Andrew Rambaut wrote:
> Anders Gorm Pedersen wrote:
>>> I think you night find Hidden Markov Models (HMMs) to be useful for this
>> kind of thing. Briefly this type of model can be estimated ("trained") on
>> a set of aligned sequences, and then used in "generative mode" to produce
>> sequences having the same characteristics as the aligned set. I've [...]
>> How do these models deal with phylogeny? Does the model estimate the
> phylogenetic relationships between the sequences or assume independent
> lineages (or some sort of pair-wise relationship)?

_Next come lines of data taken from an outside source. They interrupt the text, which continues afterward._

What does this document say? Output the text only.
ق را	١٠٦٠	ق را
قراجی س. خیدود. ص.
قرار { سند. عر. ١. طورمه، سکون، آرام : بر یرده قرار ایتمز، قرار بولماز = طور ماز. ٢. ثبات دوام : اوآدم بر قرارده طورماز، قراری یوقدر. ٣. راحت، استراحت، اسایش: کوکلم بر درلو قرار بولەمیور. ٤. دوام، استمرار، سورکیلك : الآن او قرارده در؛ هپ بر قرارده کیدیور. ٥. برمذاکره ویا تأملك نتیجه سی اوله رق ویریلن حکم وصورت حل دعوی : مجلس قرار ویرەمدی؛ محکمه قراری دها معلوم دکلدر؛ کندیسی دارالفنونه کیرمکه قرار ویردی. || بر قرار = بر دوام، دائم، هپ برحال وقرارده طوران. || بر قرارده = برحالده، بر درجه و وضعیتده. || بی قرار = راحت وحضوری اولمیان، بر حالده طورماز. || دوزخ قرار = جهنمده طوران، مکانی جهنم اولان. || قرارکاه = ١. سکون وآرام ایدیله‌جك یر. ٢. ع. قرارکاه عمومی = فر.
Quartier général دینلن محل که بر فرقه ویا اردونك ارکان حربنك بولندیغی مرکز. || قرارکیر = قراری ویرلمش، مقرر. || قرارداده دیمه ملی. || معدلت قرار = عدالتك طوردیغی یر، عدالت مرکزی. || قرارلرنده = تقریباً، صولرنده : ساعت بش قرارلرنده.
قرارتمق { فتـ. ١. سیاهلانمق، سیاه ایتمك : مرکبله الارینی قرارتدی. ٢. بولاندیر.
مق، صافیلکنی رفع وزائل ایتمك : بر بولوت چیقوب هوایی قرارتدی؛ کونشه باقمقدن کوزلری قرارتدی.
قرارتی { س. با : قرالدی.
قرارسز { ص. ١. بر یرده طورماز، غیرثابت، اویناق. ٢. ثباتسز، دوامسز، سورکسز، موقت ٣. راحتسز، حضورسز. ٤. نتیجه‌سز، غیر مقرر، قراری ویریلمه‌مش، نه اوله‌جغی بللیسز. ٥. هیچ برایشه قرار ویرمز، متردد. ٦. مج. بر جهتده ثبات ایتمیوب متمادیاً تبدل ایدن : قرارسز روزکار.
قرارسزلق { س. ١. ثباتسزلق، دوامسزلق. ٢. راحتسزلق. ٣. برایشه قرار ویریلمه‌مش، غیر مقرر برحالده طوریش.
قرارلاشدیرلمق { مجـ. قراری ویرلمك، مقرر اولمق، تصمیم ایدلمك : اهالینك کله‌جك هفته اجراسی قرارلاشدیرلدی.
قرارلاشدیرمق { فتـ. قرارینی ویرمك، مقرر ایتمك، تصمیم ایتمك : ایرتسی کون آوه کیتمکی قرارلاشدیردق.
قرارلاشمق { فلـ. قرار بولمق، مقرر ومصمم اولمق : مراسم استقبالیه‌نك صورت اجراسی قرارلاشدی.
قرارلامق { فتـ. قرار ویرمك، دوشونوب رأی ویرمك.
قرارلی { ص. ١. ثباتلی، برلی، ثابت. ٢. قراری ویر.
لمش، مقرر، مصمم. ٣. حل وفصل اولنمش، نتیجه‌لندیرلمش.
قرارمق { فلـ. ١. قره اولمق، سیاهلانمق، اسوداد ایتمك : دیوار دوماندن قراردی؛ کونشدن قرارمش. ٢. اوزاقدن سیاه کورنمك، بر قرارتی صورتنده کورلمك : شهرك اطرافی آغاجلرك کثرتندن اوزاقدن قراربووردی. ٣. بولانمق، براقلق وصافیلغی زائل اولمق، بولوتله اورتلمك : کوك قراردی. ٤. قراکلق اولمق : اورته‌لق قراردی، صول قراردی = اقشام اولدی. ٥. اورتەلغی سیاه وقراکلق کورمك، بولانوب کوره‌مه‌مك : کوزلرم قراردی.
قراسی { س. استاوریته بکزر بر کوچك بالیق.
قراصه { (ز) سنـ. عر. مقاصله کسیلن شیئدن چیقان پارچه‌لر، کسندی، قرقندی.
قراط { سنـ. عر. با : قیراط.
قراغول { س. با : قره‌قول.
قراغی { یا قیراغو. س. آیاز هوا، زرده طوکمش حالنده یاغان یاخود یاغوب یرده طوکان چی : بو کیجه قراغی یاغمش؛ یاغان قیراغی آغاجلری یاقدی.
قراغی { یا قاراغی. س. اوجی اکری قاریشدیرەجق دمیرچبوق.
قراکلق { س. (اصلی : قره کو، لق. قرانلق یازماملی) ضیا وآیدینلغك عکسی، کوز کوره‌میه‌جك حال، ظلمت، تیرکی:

In their simplest form, hidden Markov models don't deal with the phylogeny
at all, but rely on the unbiased (?) information that can be extracted by
"training" the model on the alignment. Depending on how one constructs the
model, this may include nucleotide frequencies (if working with DNA
sequences, they can also be used for protein sequences), dinucleotide
frequencies, trinucleotide freqs etc., they can model site-spefific rates
of indels and substitutions, take codon-structure into account and many
other things.
It is also possible to hardwire prior information into an HMM (average
transition/transversion rates for instance) and possibly then refine this
in a site-dependent manner by training on an alignment of the gene family
being investigated.
Of course, you don't want to make your model overly complicated by having
too many parameters (that would defeat the purpose of modelling in the
first place). Or at least not more parameters than the size of your data
set supports.
As mentioned, good starting points for learning about HMMs can be found on
the website of my colleague Anders Krogh:
http://www.cbs.dtu.dk/krogh/http://www.cbs.dtu.dk/krogh/refs.html
A good introduction is:
A. Krogh 1998. An Introduction to Hidden Markov Models for Biological
Sequences, In S. L. Salzberg et al., eds., Computational Methods in
Molecular Biology, 45-63. Elsevier.
A few refs about evolution and HMMs:
Felsenstein J, Churchill GA., Mol Biol Evol 1996 Jan;13(1):93-104
A Hidden Markov Model approach to variation among sites in rate of
evolution.
von Haeseler A, Schoniger M., J Comput Biol 1998 Spring;5(1):149-63
Evolution of DNA or amino acid sequences with dependent sites.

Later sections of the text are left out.